Sunday 27 June 2010

The Road (2009)



Synopsis: Post apocalyptic ash covered nightmare from Cormac McCarthy brought to life by The Proposition director John Hilcoat.

I'd read the book of this film last year and really enjoyed it. Well, I say enjoyed, but you can't really enjoy the book, so bleak is its outlook and so desperate is its message. But it is written with such a strong voice that it hooks you in and drags you along on the journey.

I then read that the film version had been successful in rendering the spirit of the book, its bleakness and 'look'. Sounds odd for a book to have a certain look, but if you read The Road you'll know what this means. McCarthy's vivid description creates a very powerful overall image of the post apocalyptic world that the father and son inhabit.

So, to the film. It's good. It does transfer the look of the story that I had in my head when reading to the screen pretty successfully. It also mainly manages to recreate the deep sense of loss and despair that permeate the pages of McCarthy's book. However, there are some downsides.

The flashbacks. Totally unnecessary in my opinion, they only served to break up the monotony of the father/son journey and give it some sort of context. In the book, all we know is that there once was a mother, but that she left (and died presumably) leaving the father and son to fend for themselves. That the film keeps returning to this previous life somehow dilutes the present situation and weaken the anger and despair of the book.

As I was watching I realised that this wasn't the first film version of a beloved book in which I'd seen this happen. John Steinbeck's The Grapes of Wrath is possibly the angriest book I've ever read. Full of beautiful language, description and dialogue, the book also conveys a deep sense of injustice and open, white-hot rage directed at what the author sees as a man made economic and social disaster. The film, from John Ford (no stranger to passion himself), does go some way to keep that anger but it is definitely lessened. Presumably, this was partly because of screen censorship/sensibilities of the time (I can't imagine many directors in the 1940s getting away with showing a woman having just lost a baby in childbirth suckling a starving adult man) and partly because I think once you have someone else making a version of anothers work, whatever the original intentions behind it are going to be lost somewhat as the personal feelings are going to be difficult to recreate.

John Ford allegedly didn't quite believe Steinbeck's vision of the Californian work camps (a bit over the top and depressing thought Ford) until he visited them himself as part of location scouting. It was only upon seeing the hellish conditions first hand that he understood the full ferocity of Steinbeck's work.

Even though I felt that The Road suffered a little from this same sense, it doesn't really pull any punches and doesn't miss out any crucial events (apart from the father's visit to the ship). It is pretty much as grim as the book.
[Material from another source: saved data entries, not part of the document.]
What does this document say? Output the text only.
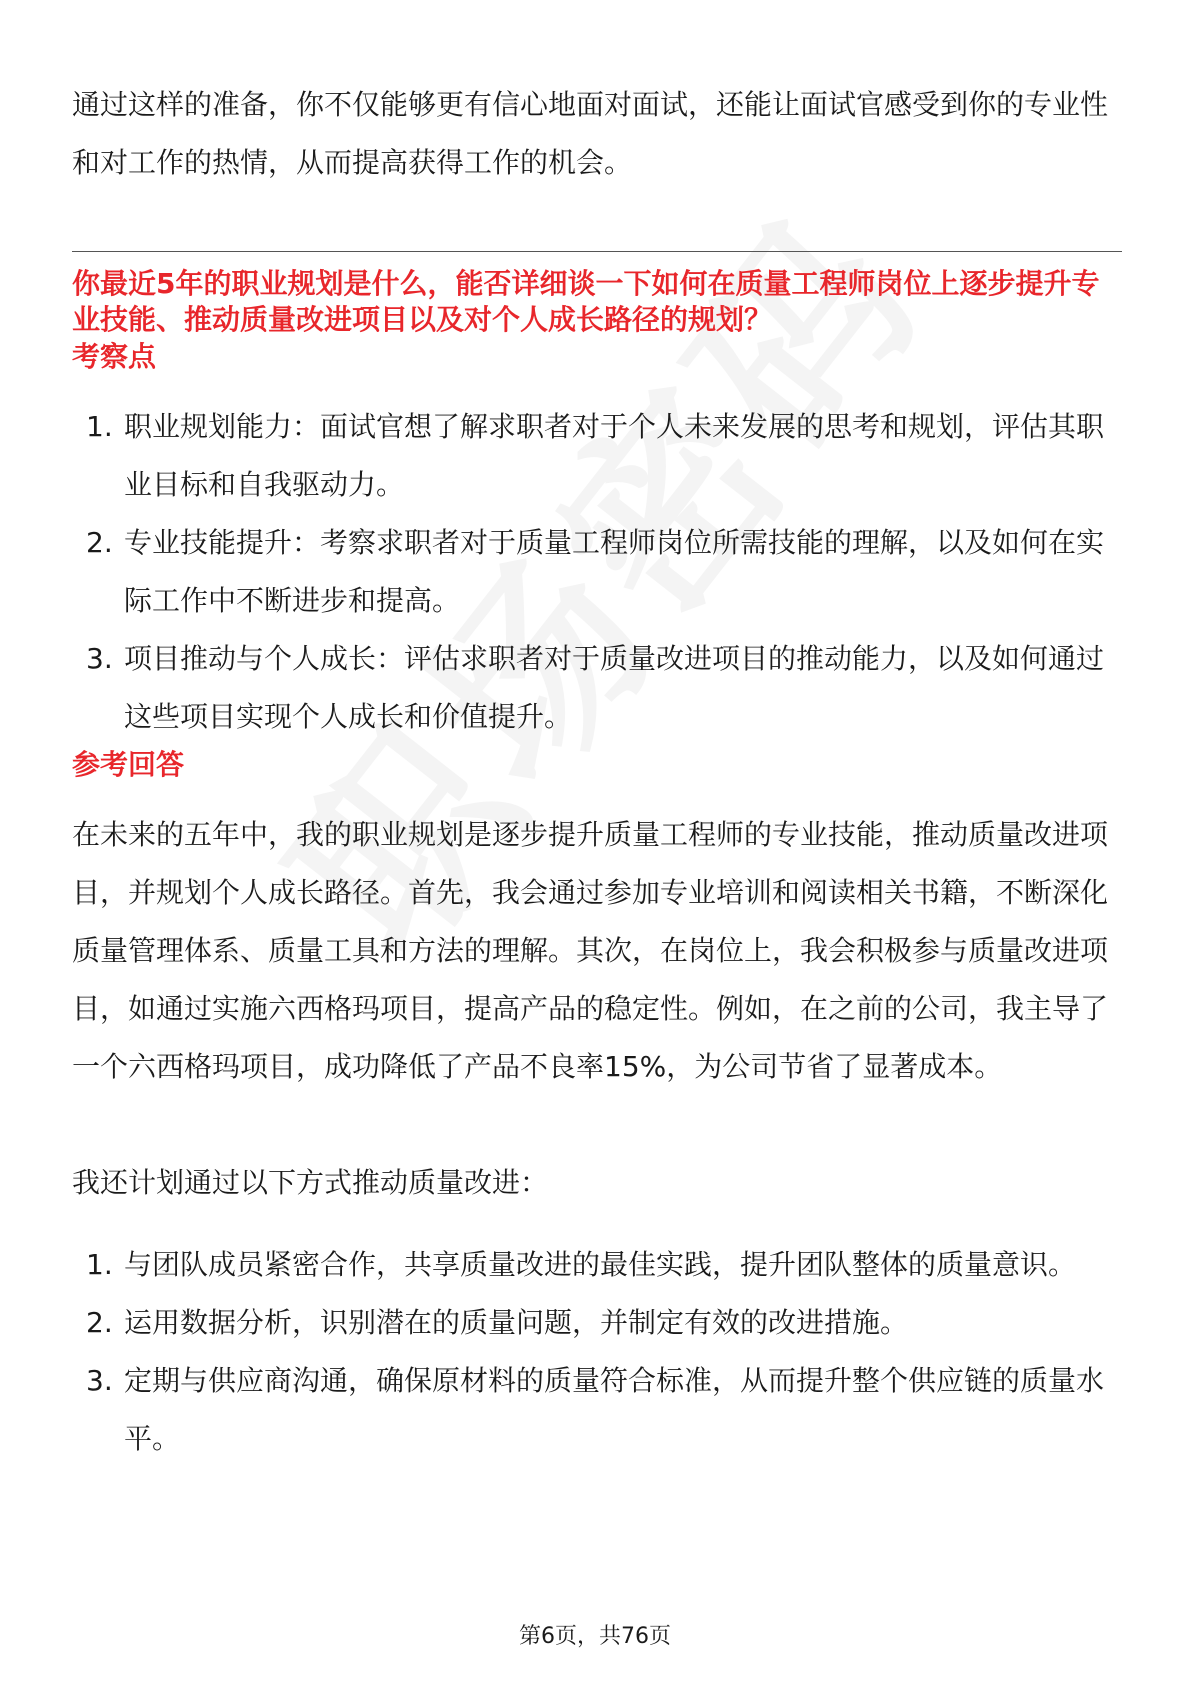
通过这样的准备，你不仅能够更有信心地面对面试，还能让面试官感受到你的专业性和对工作的热情，从而提高获得工作的机会。

你最近5年的职业规划是什么，能否详细谈一下如何在质量工程师岗位上逐步提升专业技能、推动质量改进项目以及对个人成长路径的规划？

考察点

1. 职业规划能力：面试官想了解求职者对于个人未来发展的思考和规划，评估其职业目标和自我驱动力。
2. 专业技能提升：考察求职者对于质量工程师岗位所需技能的理解，以及如何在实际工作中不断进步和提高。
3. 项目推动与个人成长：评估求职者对于质量改进项目的推动能力，以及如何通过这些项目实现个人成长和价值提升。

参考回答

在未来的五年中，我的职业规划是逐步提升质量工程师的专业技能，推动质量改进项目，并规划个人成长路径。首先，我会通过参加专业培训和阅读相关书籍，不断深化质量管理体系、质量工具和方法的理解。其次，在岗位上，我会积极参与质量改进项目，如通过实施六西格玛项目，提高产品的稳定性。例如，在之前的公司，我主导了一个六西格玛项目，成功降低了产品不良率15%，为公司节省了显著成本。

我还计划通过以下方式推动质量改进：

1. 与团队成员紧密合作，共享质量改进的最佳实践，提升团队整体的质量意识。
2. 运用数据分析，识别潜在的质量问题，并制定有效的改进措施。
3. 定期与供应商沟通，确保原材料的质量符合标准，从而提升整个供应链的质量水平。
第6页，共76页
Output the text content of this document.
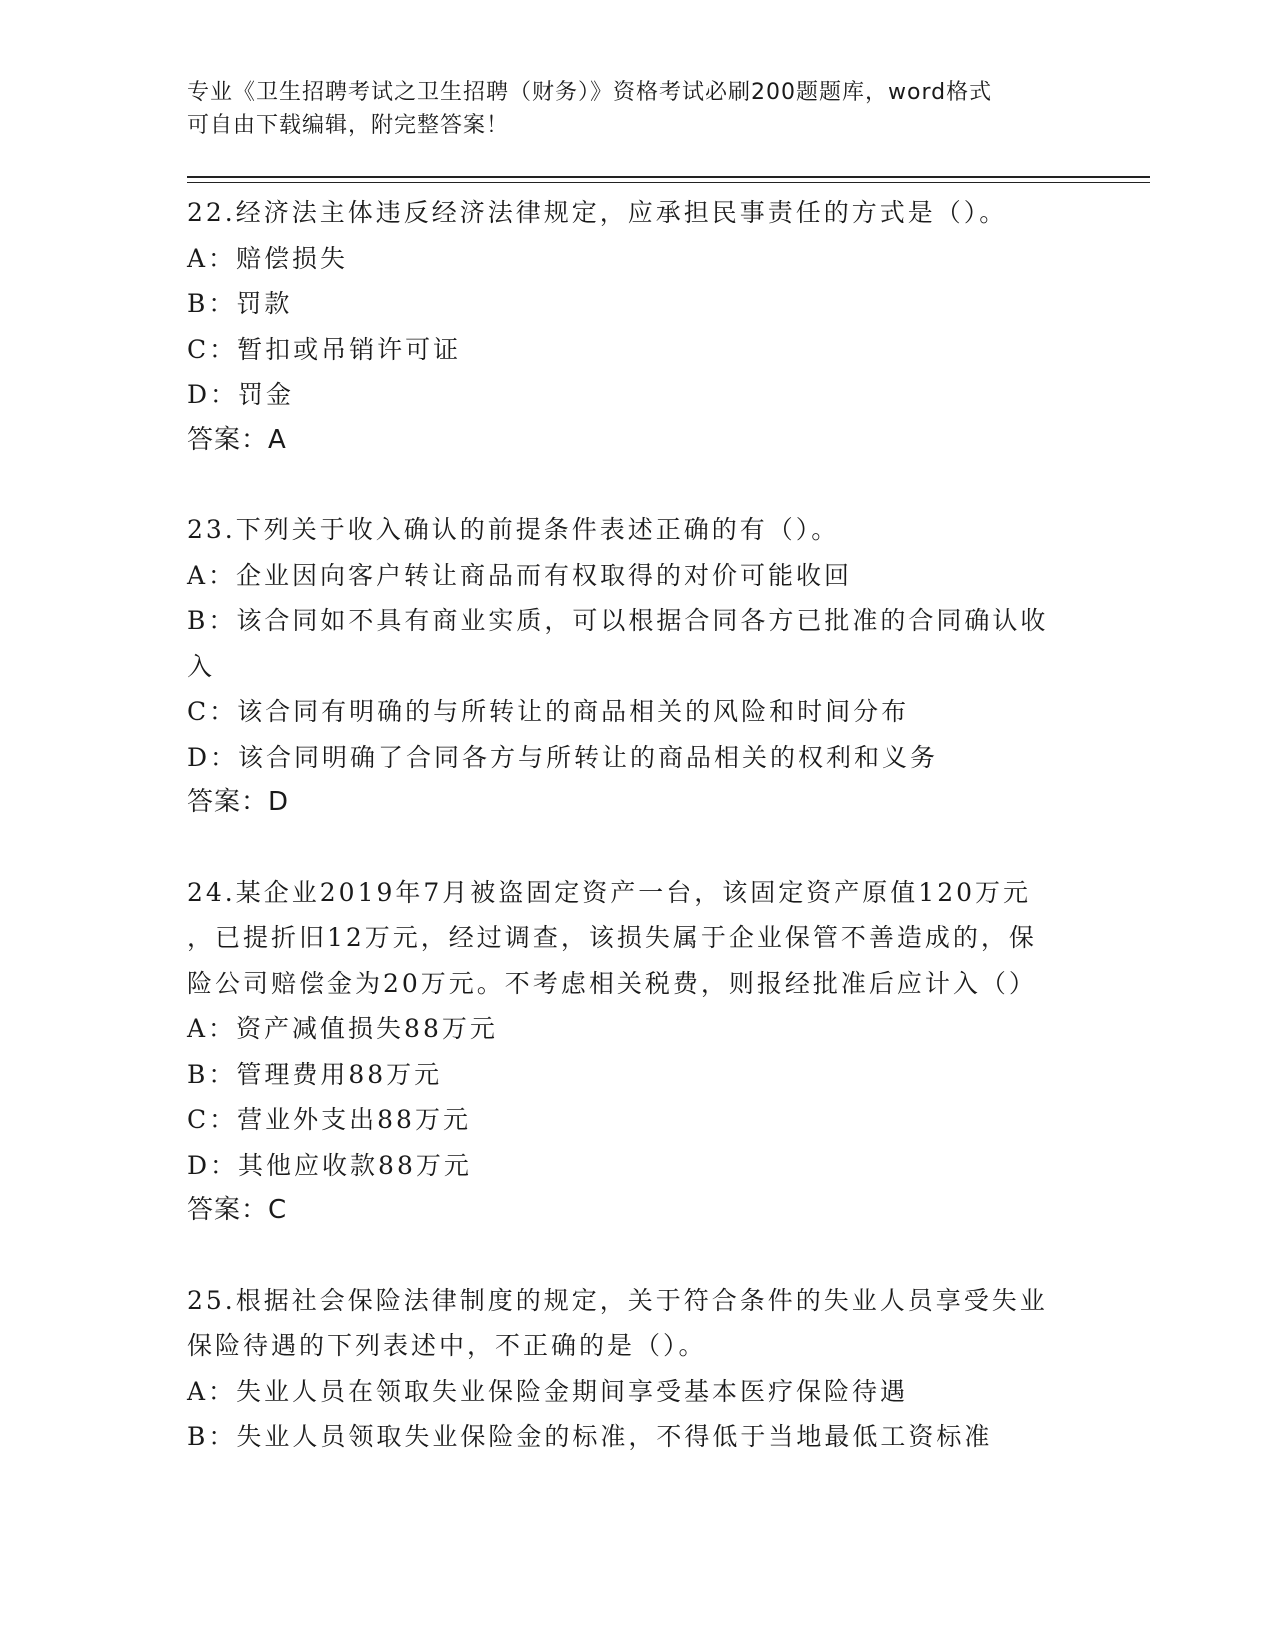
专业《卫生招聘考试之卫生招聘（财务）》资格考试必刷200题题库，word格式
可自由下载编辑，附完整答案！
22.经济法主体违反经济法律规定，应承担民事责任的方式是（）。
A：赔偿损失
B：罚款
C：暂扣或吊销许可证
D：罚金
答案：A
23.下列关于收入确认的前提条件表述正确的有（）。
A：企业因向客户转让商品而有权取得的对价可能收回
B：该合同如不具有商业实质，可以根据合同各方已批准的合同确认收
入
C：该合同有明确的与所转让的商品相关的风险和时间分布
D：该合同明确了合同各方与所转让的商品相关的权利和义务
答案：D
24.某企业2019年7月被盗固定资产一台，该固定资产原值120万元
，已提折旧12万元，经过调查，该损失属于企业保管不善造成的，保
险公司赔偿金为20万元。不考虑相关税费，则报经批准后应计入（）
A：资产减值损失88万元
B：管理费用88万元
C：营业外支出88万元
D：其他应收款88万元
答案：C
25.根据社会保险法律制度的规定，关于符合条件的失业人员享受失业
保险待遇的下列表述中，不正确的是（）。
A：失业人员在领取失业保险金期间享受基本医疗保险待遇
B：失业人员领取失业保险金的标准，不得低于当地最低工资标准
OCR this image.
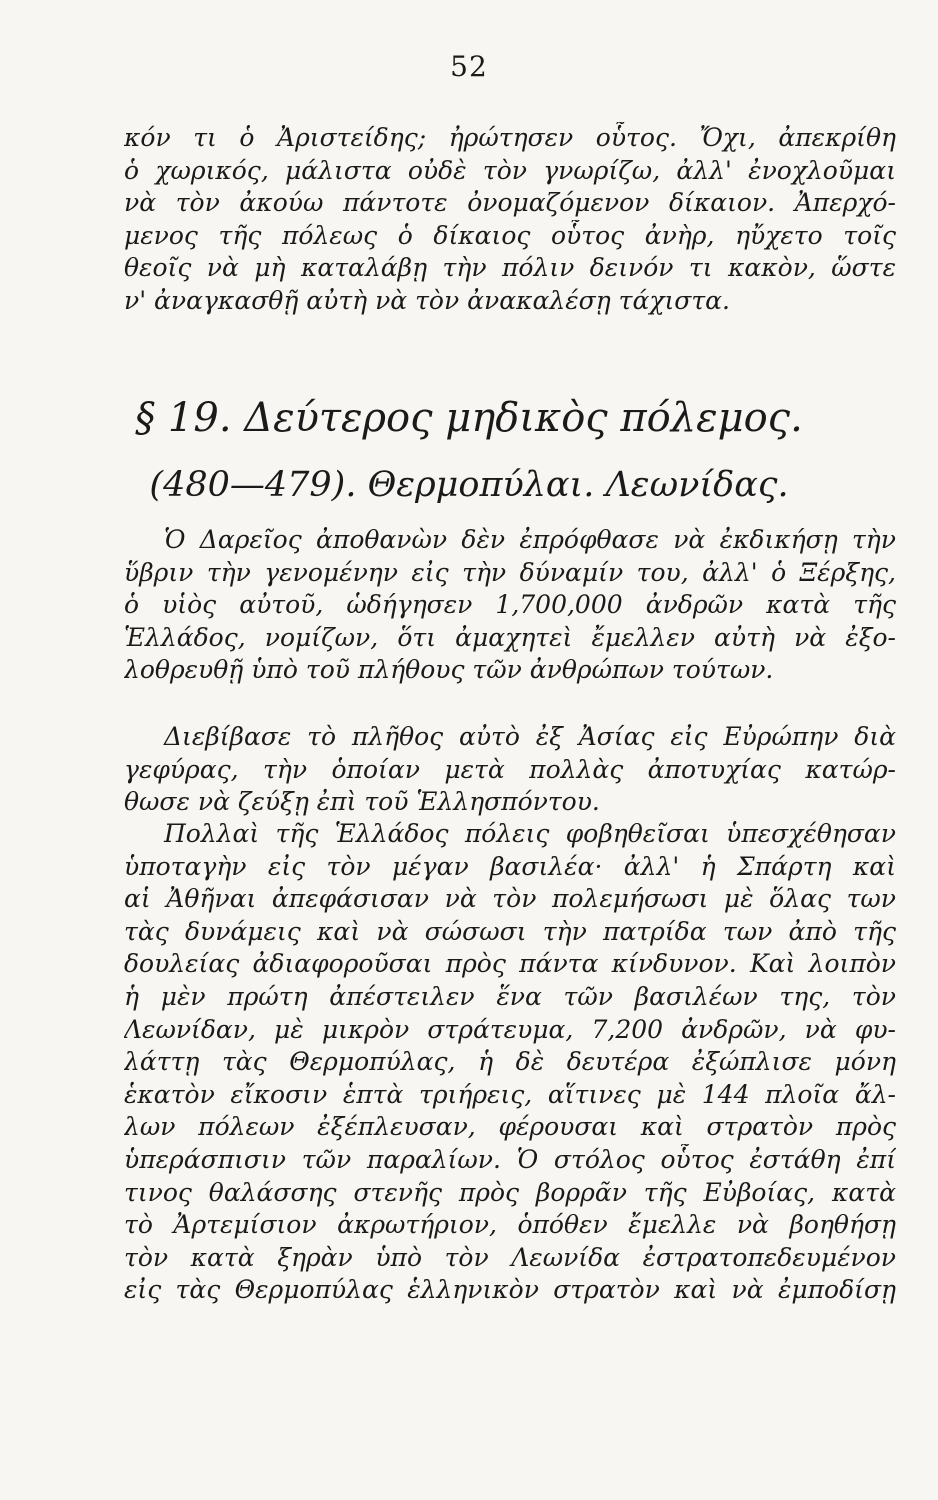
52
κόν τι ὁ Ἀριστείδης; ἠρώτησεν οὗτος. Ὄχι, ἀπεκρίθη
ὁ χωρικός, μάλιστα οὐδὲ τὸν γνωρίζω, ἀλλ' ἐνοχλοῦμαι
νὰ τὸν ἀκούω πάντοτε ὀνομαζόμενον δίκαιον. Ἀπερχό-
μενος τῆς πόλεως ὁ δίκαιος οὗτος ἀνὴρ, ηὔχετο τοῖς
θεοῖς νὰ μὴ καταλάβῃ τὴν πόλιν δεινόν τι κακὸν, ὥστε
ν' ἀναγκασθῇ αὐτὴ νὰ τὸν ἀνακαλέσῃ τάχιστα.
§ 19. Δεύτερος μηδικὸς πόλεμος.
(480—479). Θερμοπύλαι. Λεωνίδας.
Ὁ Δαρεῖος ἀποθανὼν δὲν ἐπρόφθασε νὰ ἐκδικήσῃ τὴν
ὕβριν τὴν γενομένην εἰς τὴν δύναμίν του, ἀλλ' ὁ Ξέρξης,
ὁ υἱὸς αὐτοῦ, ὡδήγησεν 1,700,000 ἀνδρῶν κατὰ τῆς
Ἑλλάδος, νομίζων, ὅτι ἀμαχητεὶ ἔμελλεν αὐτὴ νὰ ἐξο-
λοθρευθῇ ὑπὸ τοῦ πλήθους τῶν ἀνθρώπων τούτων.
Διεβίβασε τὸ πλῆθος αὐτὸ ἐξ Ἀσίας εἰς Εὐρώπην διὰ
γεφύρας, τὴν ὁποίαν μετὰ πολλὰς ἀποτυχίας κατώρ-
θωσε νὰ ζεύξῃ ἐπὶ τοῦ Ἑλλησπόντου.
Πολλαὶ τῆς Ἑλλάδος πόλεις φοβηθεῖσαι ὑπεσχέθησαν
ὑποταγὴν εἰς τὸν μέγαν βασιλέα· ἀλλ' ἡ Σπάρτη καὶ
αἱ Ἀθῆναι ἀπεφάσισαν νὰ τὸν πολεμήσωσι μὲ ὅλας των
τὰς δυνάμεις καὶ νὰ σώσωσι τὴν πατρίδα των ἀπὸ τῆς
δουλείας ἀδιαφοροῦσαι πρὸς πάντα κίνδυνον. Καὶ λοιπὸν
ἡ μὲν πρώτη ἀπέστειλεν ἕνα τῶν βασιλέων της, τὸν
Λεωνίδαν, μὲ μικρὸν στράτευμα, 7,200 ἀνδρῶν, νὰ φυ-
λάττῃ τὰς Θερμοπύλας, ἡ δὲ δευτέρα ἐξώπλισε μόνη
ἑκατὸν εἴκοσιν ἑπτὰ τριήρεις, αἵτινες μὲ 144 πλοῖα ἄλ-
λων πόλεων ἐξέπλευσαν, φέρουσαι καὶ στρατὸν πρὸς
ὑπεράσπισιν τῶν παραλίων. Ὁ στόλος οὗτος ἐστάθη ἐπί
τινος θαλάσσης στενῆς πρὸς βορρᾶν τῆς Εὐβοίας, κατὰ
τὸ Ἀρτεμίσιον ἀκρωτήριον, ὁπόθεν ἔμελλε νὰ βοηθήσῃ
τὸν κατὰ ξηρὰν ὑπὸ τὸν Λεωνίδα ἐστρατοπεδευμένον
εἰς τὰς Θερμοπύλας ἑλληνικὸν στρατὸν καὶ νὰ ἐμποδίσῃ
Viggo Mortensen is really well cast in the role of the father but even though he gives a decent performance, I reckon Kodi Smit-McPhee is still a bit too cute to pull off the son's character. The inclusion of Charlize Theron as the mother just goes to strengthen the argument for scrapping the flashback sequences altogether. They strike such a false note, I do wonder why they included them. Surely it would be too cynical to think they were added in to get a big 'star' name.

If you need actual visual representations of stories, then The Road is worth watching. But, if your imagination is as vivid as mine and you enjoy creating the world of a story in your head, then skip straight past the film and go for McCarthy's book. You will have a far more interesting, if far more depressing, journey.